Graue Haare - happy aging

Die Pandemie hat uns den Weg geebnet.

Graues Haar ist endlich gesellschaftsfähig und kein offizielles Wundmal mehr. 

Während eines wochenlangen Lockdowns, in dem wir maximal von außen einen flüchtigen Blick in den heißgeliebten Friseursalon unseres Vertrauens werfen konnten, kam das Umdenken (zwangsweise - blieb uns ja nichts anderes übrig).

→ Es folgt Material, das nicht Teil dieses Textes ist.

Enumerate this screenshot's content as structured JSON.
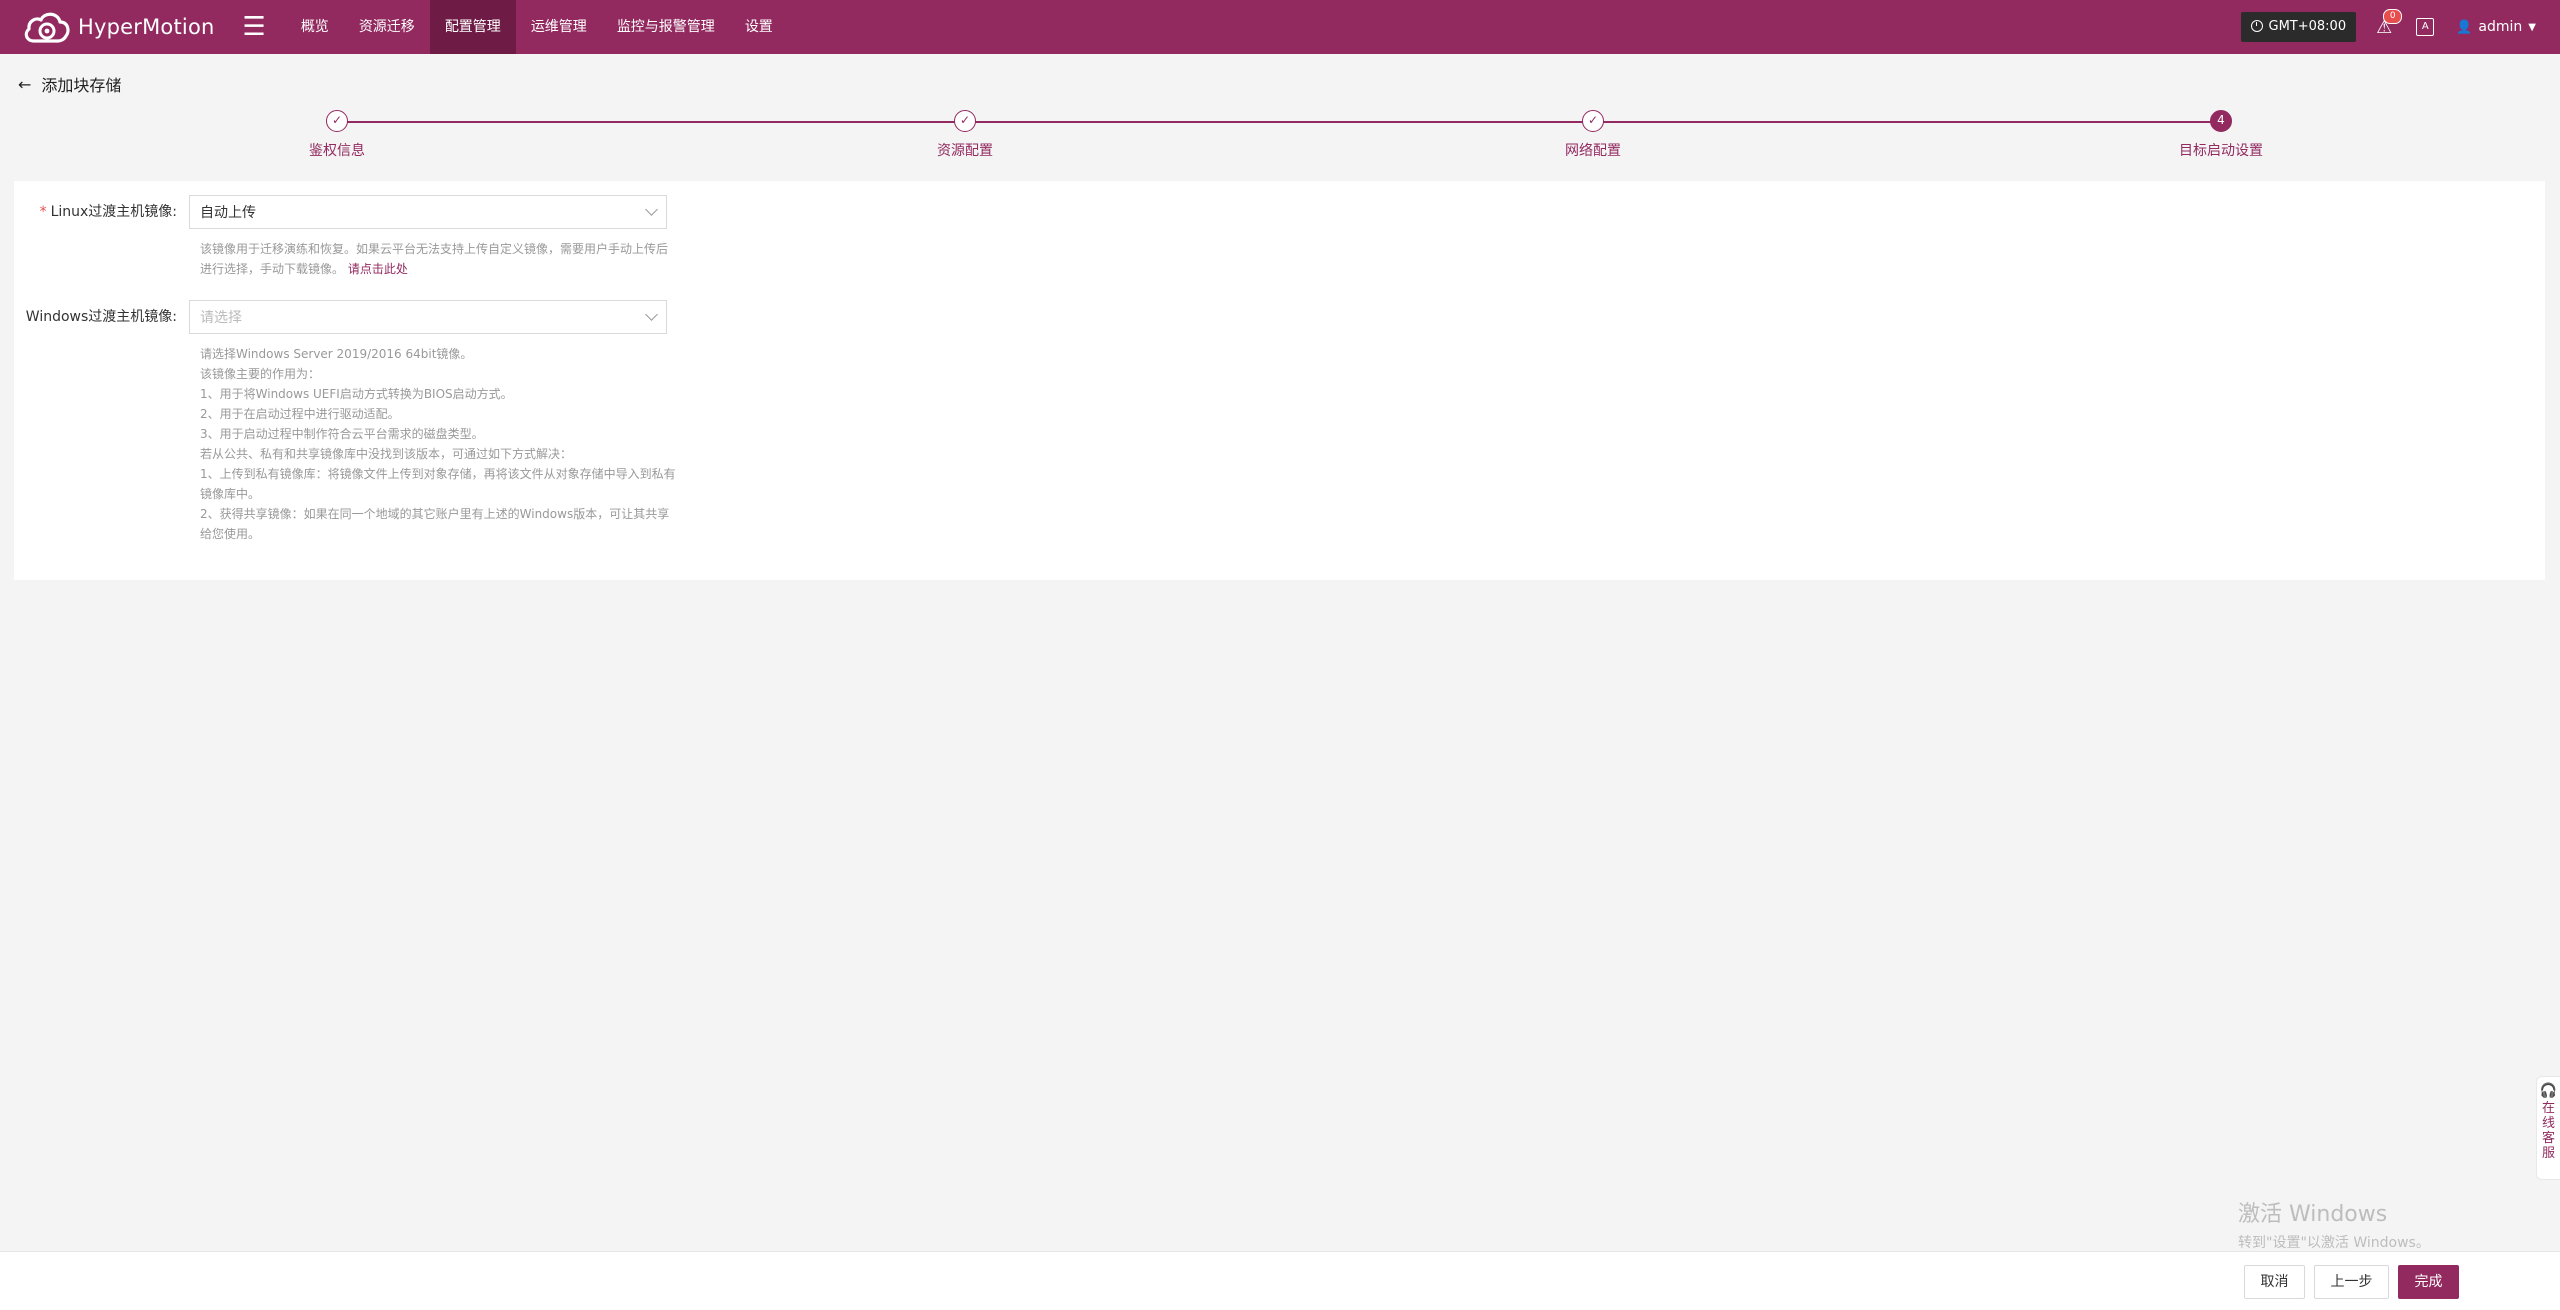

Zwischen Home Office und einsamen Spaziergängen auf menschenleeren Straßen, wuchs sich unser Haaransatz seiner lange ignorierten, natürlichen Haarfarbe entgegen ... GRAU.

 

Glaubt mir, was habe ich diejenigen unter uns beneidet, die isoliert von fremden Blicken, ungestört morgens ihren Laptop am Küchentisch aufklappen konnten - während ich Tag um Tag, neugierigen Blicken ausgesetzt, mit einen 10 cm breiten Haaransatz in der Apotheke stand? Da halfen weder Haar-Mascara, noch Farbpigmentspray ... es war schlichtweg die Hölle.

 

So, und jetzt sind wir genau an dem Punkt, an dem ich mich unmöglich zur neu erwachten, alters - und gleichzeitig lebensbejahenden 'Silver-Sister-Community' gesellen kann ... ich habe einen Schaden: nach Monaten des Ausharrens, geduldigsten Wartens kann ich mich nicht mehr sehen! 'Salt and Pepper ' ist keine Haarfarbe für mich - und nun bin ich endlich wieder blond und werde es auch bleiben, solange es geht.

 

Denn sind wir mal ehrlich: keine von uns ist besser oder schlechter als die andere, ob sie sich nun die Haare färbt oder nicht - und bei keiner sagt die Haarfarbe automatisch etwas über die Einstellung zum Altern aus. Jede Frau ist einzigartig und letztendlich entscheidet die Ausstrahlung über die Anziehungskraft eines Menschen und nicht die Haarfarbe. Nicht wahr?